In August 2017, the company acquired VivoPharm for around $12 million, with an eye on strengthening its position in oncology discovery, in vivo and in vitro drug development, and early-phase clinical trial testing for biotechnology and pharmaceutical companies. VivoPharm operates labs in Melbourne, Australia and Hershey, Pennsylvania, and maintains a presence in Munich that provides project management, client services, and clinical affairs.
Mapping future growth
Roberts said that in its quest for profitability, the firm expects broad adoption of services based on several tests, including its microarray-based gene expression Tissue of Origin (TOO) test. In mid-April, CGI announced that the FDA had granted a special 510(k) clearance for the test, which analyzes a tumor’s genomic information to help identify its origin, which is valuable in classifying metastatic, poorly differentiated, or undifferentiated cancers.
TOO provides extensive analytical and clinical validation for statistically significant improvement in accuracy over other methods, including immunohistochemistry (IHC), Shaknovich said.
TOO results lead to a change in patient treatment 65 percent of the time, the firm said, adding that in challenging cancers that require a second round of IHC, TOO increases diagnostic accuracy and confidence in site-specific treatment decisions.
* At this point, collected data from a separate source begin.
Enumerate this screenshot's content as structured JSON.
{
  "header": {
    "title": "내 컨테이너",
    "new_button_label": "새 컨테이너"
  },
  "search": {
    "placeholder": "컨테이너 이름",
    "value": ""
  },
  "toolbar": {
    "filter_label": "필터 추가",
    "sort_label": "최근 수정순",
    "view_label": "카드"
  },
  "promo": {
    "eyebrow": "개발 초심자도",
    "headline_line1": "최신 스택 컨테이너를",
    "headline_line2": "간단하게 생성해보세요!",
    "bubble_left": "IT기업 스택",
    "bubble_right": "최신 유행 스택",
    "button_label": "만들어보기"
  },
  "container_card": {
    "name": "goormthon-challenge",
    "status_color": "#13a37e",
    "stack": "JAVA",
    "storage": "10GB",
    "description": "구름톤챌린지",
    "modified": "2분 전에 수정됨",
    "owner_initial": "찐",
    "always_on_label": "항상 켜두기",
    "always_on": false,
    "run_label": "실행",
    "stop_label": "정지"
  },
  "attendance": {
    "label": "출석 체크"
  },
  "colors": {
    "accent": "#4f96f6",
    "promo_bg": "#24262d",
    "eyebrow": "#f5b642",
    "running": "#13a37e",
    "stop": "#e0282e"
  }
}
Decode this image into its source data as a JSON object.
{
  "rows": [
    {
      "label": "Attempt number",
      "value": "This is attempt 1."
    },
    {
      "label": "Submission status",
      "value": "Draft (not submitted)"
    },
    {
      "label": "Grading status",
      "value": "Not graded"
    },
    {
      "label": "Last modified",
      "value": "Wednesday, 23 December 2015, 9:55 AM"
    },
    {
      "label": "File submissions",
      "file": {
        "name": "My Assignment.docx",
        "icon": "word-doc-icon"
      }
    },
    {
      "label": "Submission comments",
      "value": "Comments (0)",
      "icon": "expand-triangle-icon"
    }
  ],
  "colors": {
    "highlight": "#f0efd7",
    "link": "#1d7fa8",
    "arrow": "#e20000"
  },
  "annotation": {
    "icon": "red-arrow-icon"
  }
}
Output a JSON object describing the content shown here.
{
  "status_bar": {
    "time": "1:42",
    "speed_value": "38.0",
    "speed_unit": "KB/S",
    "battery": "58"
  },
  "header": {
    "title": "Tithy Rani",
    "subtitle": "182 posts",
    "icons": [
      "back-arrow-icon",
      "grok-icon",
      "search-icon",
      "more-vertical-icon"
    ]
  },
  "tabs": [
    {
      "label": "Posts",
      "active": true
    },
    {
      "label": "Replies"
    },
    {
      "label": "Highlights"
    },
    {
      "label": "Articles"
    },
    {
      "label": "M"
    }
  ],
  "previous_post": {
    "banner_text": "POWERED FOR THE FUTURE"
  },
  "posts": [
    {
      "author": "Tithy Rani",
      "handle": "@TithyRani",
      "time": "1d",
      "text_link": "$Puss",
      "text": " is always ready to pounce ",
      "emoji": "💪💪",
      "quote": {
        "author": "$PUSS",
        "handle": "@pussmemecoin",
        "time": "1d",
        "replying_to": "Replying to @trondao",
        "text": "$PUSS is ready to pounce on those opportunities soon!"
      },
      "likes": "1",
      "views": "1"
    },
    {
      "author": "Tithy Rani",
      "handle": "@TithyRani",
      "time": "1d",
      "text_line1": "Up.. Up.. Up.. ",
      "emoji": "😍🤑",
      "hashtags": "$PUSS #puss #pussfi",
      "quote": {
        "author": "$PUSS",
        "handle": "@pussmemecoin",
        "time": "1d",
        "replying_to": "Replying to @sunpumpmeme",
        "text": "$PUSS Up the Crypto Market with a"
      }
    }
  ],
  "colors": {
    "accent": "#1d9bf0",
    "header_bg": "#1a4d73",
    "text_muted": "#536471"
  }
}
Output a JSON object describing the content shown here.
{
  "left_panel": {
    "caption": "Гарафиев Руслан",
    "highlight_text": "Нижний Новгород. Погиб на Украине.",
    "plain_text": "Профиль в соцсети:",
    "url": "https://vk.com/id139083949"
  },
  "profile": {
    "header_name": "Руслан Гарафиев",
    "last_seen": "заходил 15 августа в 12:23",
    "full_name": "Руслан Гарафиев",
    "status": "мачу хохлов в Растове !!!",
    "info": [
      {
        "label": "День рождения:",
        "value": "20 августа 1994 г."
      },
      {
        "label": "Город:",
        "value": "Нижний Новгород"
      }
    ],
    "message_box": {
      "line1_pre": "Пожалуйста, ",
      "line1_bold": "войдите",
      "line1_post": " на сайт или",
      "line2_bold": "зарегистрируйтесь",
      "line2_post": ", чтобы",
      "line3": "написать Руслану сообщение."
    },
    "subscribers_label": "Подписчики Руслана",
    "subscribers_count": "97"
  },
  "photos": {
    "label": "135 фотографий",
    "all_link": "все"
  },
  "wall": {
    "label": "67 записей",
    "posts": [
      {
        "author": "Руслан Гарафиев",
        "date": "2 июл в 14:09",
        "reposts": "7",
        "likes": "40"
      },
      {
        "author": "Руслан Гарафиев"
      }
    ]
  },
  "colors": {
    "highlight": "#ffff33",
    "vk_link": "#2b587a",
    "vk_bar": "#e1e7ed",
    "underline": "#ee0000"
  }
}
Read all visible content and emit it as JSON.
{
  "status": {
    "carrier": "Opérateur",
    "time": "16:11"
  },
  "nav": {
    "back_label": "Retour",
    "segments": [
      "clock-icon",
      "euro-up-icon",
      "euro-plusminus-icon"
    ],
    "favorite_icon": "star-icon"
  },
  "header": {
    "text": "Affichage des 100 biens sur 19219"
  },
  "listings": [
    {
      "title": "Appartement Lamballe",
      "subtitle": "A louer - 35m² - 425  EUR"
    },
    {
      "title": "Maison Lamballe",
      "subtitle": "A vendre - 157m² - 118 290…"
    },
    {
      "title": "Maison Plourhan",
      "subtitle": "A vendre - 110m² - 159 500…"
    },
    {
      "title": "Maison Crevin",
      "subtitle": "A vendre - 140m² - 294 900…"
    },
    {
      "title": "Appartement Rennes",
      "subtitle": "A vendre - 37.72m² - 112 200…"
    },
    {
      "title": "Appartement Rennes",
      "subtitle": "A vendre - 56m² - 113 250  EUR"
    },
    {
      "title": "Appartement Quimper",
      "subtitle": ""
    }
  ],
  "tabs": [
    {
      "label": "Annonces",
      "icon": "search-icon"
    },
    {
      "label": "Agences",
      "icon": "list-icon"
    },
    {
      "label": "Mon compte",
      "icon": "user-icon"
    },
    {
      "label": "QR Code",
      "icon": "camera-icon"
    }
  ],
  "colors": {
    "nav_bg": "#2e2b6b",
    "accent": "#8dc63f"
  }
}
Last year, the firm announced the validation and commercial launch of its next generation sequencing assay Liquid::Lung-cfDNA to detect lung tumor-derived cell-free DNA obtained from the plasma fraction of blood. Thermo Fisher's Oncomine Lung cfDNA assay is the backbone for the CGI assay, which runs on the Thermo Fisher Ion S5 XL sequencing system and uses Thermo Fisher's Ion AmpliSeq library preparation technology.
CGI has also launched its Complete::IO test, a 10-color flow cytometry panel to enable identifying rare and challenging subsets of immune cells within 24 hours. In January, the firm said that it had expanded the immuno-oncology test to include five new biomarkers, bringing the total number of markers it simultaneously detects to 27.
In December, the firm announced it received approval for use of Thermo Fisher Scientific’s Oncomine Dx Target Test from the New York State Department of Health. The FDA-cleared test is a next-generation sequencing-based companion diagnostic that simultaneously screens tumor samples for multiple biomarkers associated with three FDA-approved therapies for non-small cell lung cancer, including the combined therapy of dabrafenib and trametinib, crizotinib, or gefitinib.
"We now truly address and live up to our motto of being a diagnostic company that helps patients and services them from bench to bedside," Shaknovich said.
The company said earlier this month that it has engaged Raymond James & Associates as a financial advisor to assist with evaluating options for the company’s strategic direction, including a possible sale.